Elle aurait tellement aimé que Lowell n’en fasse pas partie.


Elle se réveilla quand il s’étendit à côté d’elle. Le camion roulait, mais elle savait qu’il avait dû s’arrêter avant. Les lumières étaient éteintes.

— Qui c’est qui conduit ? demanda-t-elle.

— Mme Armbuster.

— Qui ça.

— Mme Elliott. Mme Armbuster, c’était ma prof, qui lui ressemblait.

— Où est-ce qu’elle nous emmène ?

— Los Angeles. Je lui ai dit que je la remplacerais au volant quand elle serait fatiguée, et que ce n’était pas la peine de nous réveiller pour passer la frontière de l’État. Une dame comme elle, si elle leur dit qu’elle ne transporte aucun produit agricole, ils la laisseront passer sans demander à voir à l’intérieur.

— Et s’ils demandent ?

Il était assez près d’elle, sur le lit étroit, pour qu’elle sente son haussement d’épaules.

— Rydell ?

— Oui.

— Comment ça se fait qu’il y a des flics russes.

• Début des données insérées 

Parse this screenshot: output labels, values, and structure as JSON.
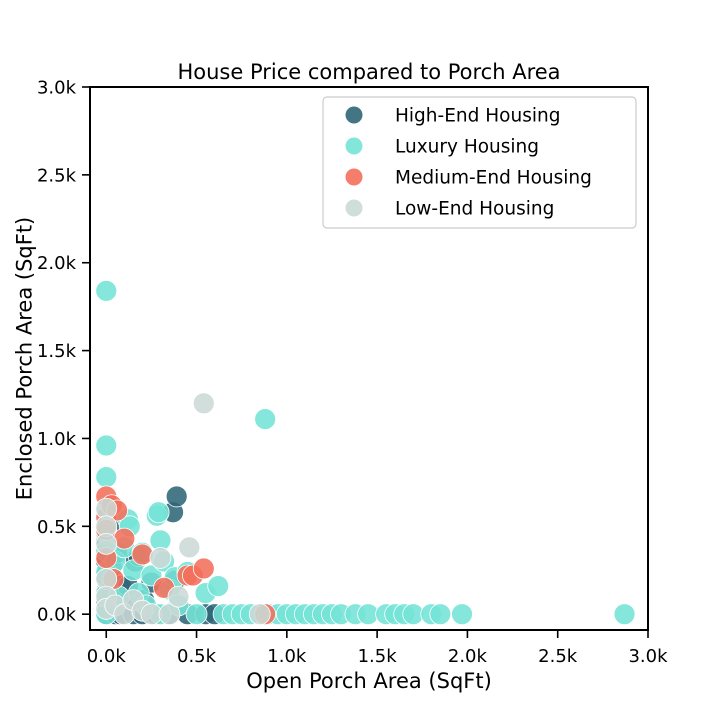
{
  "chart_data": {
    "type": "scatter",
    "title": "House Price compared to Porch Area",
    "xlabel": "Open Porch Area (SqFt)",
    "ylabel": "Enclosed Porch Area (SqFt)",
    "xlim": [
      -0.09,
      3.0
    ],
    "ylim": [
      -0.09,
      3.0
    ],
    "x_unit": "thousand sq ft",
    "y_unit": "thousand sq ft",
    "xticks": [
      {
        "value": 0.0,
        "label": "0.0k"
      },
      {
        "value": 0.5,
        "label": "0.5k"
      },
      {
        "value": 1.0,
        "label": "1.0k"
      },
      {
        "value": 1.5,
        "label": "1.5k"
      },
      {
        "value": 2.0,
        "label": "2.0k"
      },
      {
        "value": 2.5,
        "label": "2.5k"
      },
      {
        "value": 3.0,
        "label": "3.0k"
      }
    ],
    "yticks": [
      {
        "value": 0.0,
        "label": "0.0k"
      },
      {
        "value": 0.5,
        "label": "0.5k"
      },
      {
        "value": 1.0,
        "label": "1.0k"
      },
      {
        "value": 1.5,
        "label": "1.5k"
      },
      {
        "value": 2.0,
        "label": "2.0k"
      },
      {
        "value": 2.5,
        "label": "2.5k"
      },
      {
        "value": 3.0,
        "label": "3.0k"
      }
    ],
    "grid": false,
    "legend_position": "top-right",
    "series": [
      {
        "name": "High-End Housing",
        "color": "#2f6678",
        "points": [
          [
            0.0,
            0.38
          ],
          [
            0.0,
            0.42
          ],
          [
            0.0,
            0.3
          ],
          [
            0.0,
            0.22
          ],
          [
            0.0,
            0.13
          ],
          [
            0.0,
            0.08
          ],
          [
            0.0,
            0.0
          ],
          [
            0.02,
            0.5
          ],
          [
            0.03,
            0.27
          ],
          [
            0.06,
            0.35
          ],
          [
            0.08,
            0.16
          ],
          [
            0.1,
            0.06
          ],
          [
            0.12,
            0.16
          ],
          [
            0.16,
            0.3
          ],
          [
            0.18,
            0.33
          ],
          [
            0.21,
            0.08
          ],
          [
            0.25,
            0.18
          ],
          [
            0.38,
            0.19
          ],
          [
            0.37,
            0.58
          ],
          [
            0.39,
            0.67
          ],
          [
            0.05,
            0.0
          ],
          [
            0.08,
            0.0
          ],
          [
            0.15,
            0.0
          ],
          [
            0.2,
            0.0
          ],
          [
            0.27,
            0.0
          ],
          [
            0.35,
            0.0
          ],
          [
            0.45,
            0.0
          ],
          [
            0.55,
            0.0
          ],
          [
            0.6,
            0.0
          ]
        ]
      },
      {
        "name": "Luxury Housing",
        "color": "#74e4d6",
        "points": [
          [
            0.0,
            1.84
          ],
          [
            0.0,
            0.96
          ],
          [
            0.0,
            0.78
          ],
          [
            0.0,
            0.58
          ],
          [
            0.0,
            0.46
          ],
          [
            0.0,
            0.36
          ],
          [
            0.0,
            0.24
          ],
          [
            0.0,
            0.12
          ],
          [
            0.0,
            0.0
          ],
          [
            0.02,
            0.62
          ],
          [
            0.05,
            0.3
          ],
          [
            0.07,
            0.1
          ],
          [
            0.1,
            0.38
          ],
          [
            0.12,
            0.54
          ],
          [
            0.13,
            0.5
          ],
          [
            0.15,
            0.25
          ],
          [
            0.18,
            0.12
          ],
          [
            0.2,
            0.35
          ],
          [
            0.22,
            0.05
          ],
          [
            0.25,
            0.22
          ],
          [
            0.28,
            0.56
          ],
          [
            0.29,
            0.58
          ],
          [
            0.3,
            0.42
          ],
          [
            0.32,
            0.3
          ],
          [
            0.35,
            0.14
          ],
          [
            0.38,
            0.21
          ],
          [
            0.4,
            0.05
          ],
          [
            0.45,
            0.24
          ],
          [
            0.55,
            0.12
          ],
          [
            0.62,
            0.16
          ],
          [
            0.88,
            1.11
          ],
          [
            0.65,
            0.0
          ],
          [
            0.7,
            0.0
          ],
          [
            0.75,
            0.0
          ],
          [
            0.8,
            0.0
          ],
          [
            0.9,
            0.0
          ],
          [
            0.95,
            0.0
          ],
          [
            1.0,
            0.0
          ],
          [
            1.05,
            0.0
          ],
          [
            1.1,
            0.0
          ],
          [
            1.15,
            0.0
          ],
          [
            1.2,
            0.0
          ],
          [
            1.25,
            0.0
          ],
          [
            1.3,
            0.0
          ],
          [
            1.38,
            0.0
          ],
          [
            1.45,
            0.0
          ],
          [
            1.55,
            0.0
          ],
          [
            1.6,
            0.0
          ],
          [
            1.65,
            0.0
          ],
          [
            1.7,
            0.0
          ],
          [
            1.8,
            0.0
          ],
          [
            1.85,
            0.0
          ],
          [
            1.97,
            0.0
          ],
          [
            2.87,
            0.0
          ],
          [
            0.3,
            0.0
          ],
          [
            0.5,
            0.0
          ]
        ]
      },
      {
        "name": "Medium-End Housing",
        "color": "#f36f5b",
        "points": [
          [
            0.0,
            0.67
          ],
          [
            0.0,
            0.55
          ],
          [
            0.0,
            0.48
          ],
          [
            0.03,
            0.62
          ],
          [
            0.06,
            0.59
          ],
          [
            0.1,
            0.43
          ],
          [
            0.2,
            0.34
          ],
          [
            0.32,
            0.15
          ],
          [
            0.45,
            0.22
          ],
          [
            0.48,
            0.22
          ],
          [
            0.54,
            0.26
          ],
          [
            0.88,
            0.0
          ],
          [
            0.0,
            0.32
          ],
          [
            0.04,
            0.2
          ]
        ]
      },
      {
        "name": "Low-End Housing",
        "color": "#cbdad6",
        "points": [
          [
            0.0,
            0.6
          ],
          [
            0.0,
            0.5
          ],
          [
            0.0,
            0.4
          ],
          [
            0.0,
            0.2
          ],
          [
            0.0,
            0.1
          ],
          [
            0.0,
            0.03
          ],
          [
            0.05,
            0.05
          ],
          [
            0.1,
            0.0
          ],
          [
            0.15,
            0.08
          ],
          [
            0.2,
            0.02
          ],
          [
            0.25,
            0.0
          ],
          [
            0.3,
            0.32
          ],
          [
            0.35,
            0.0
          ],
          [
            0.4,
            0.1
          ],
          [
            0.46,
            0.38
          ],
          [
            0.54,
            1.2
          ],
          [
            0.85,
            0.0
          ]
        ]
      }
    ]
  }
}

— Qu’est-ce que vous voulez dire par là ?

— À la télé, il y a tout le temps des émissions avec des flics, et la moitié c’est des Russes. Comme ces deux types sur le pont. Pourquoi des Russes ?

— Bof, ils exagèrent un peu, à la télé, à cause de l’Organizatsiya et tout ça. Les gens aiment bien voir ces émissions-là. Ce qui est sûr, c’est que, s’il y a de la violence dans un quartier avec beaucoup de Russes, on préfère que ce soient des flics russes qui s’en chargent.

Elle l’entendit bâiller, puis le sentit s’étirer.

— Ils sont tous comme ces deux qui sont venus au Dissidents ?

— Non. Il y a des ripoux partout, c’est comme ça.

— Qu’est-ce qu’on va faire, quand on sera à Los Angeles ?

Il ne lui répondit pas. Au bout d’un moment, il se mit à ronfler.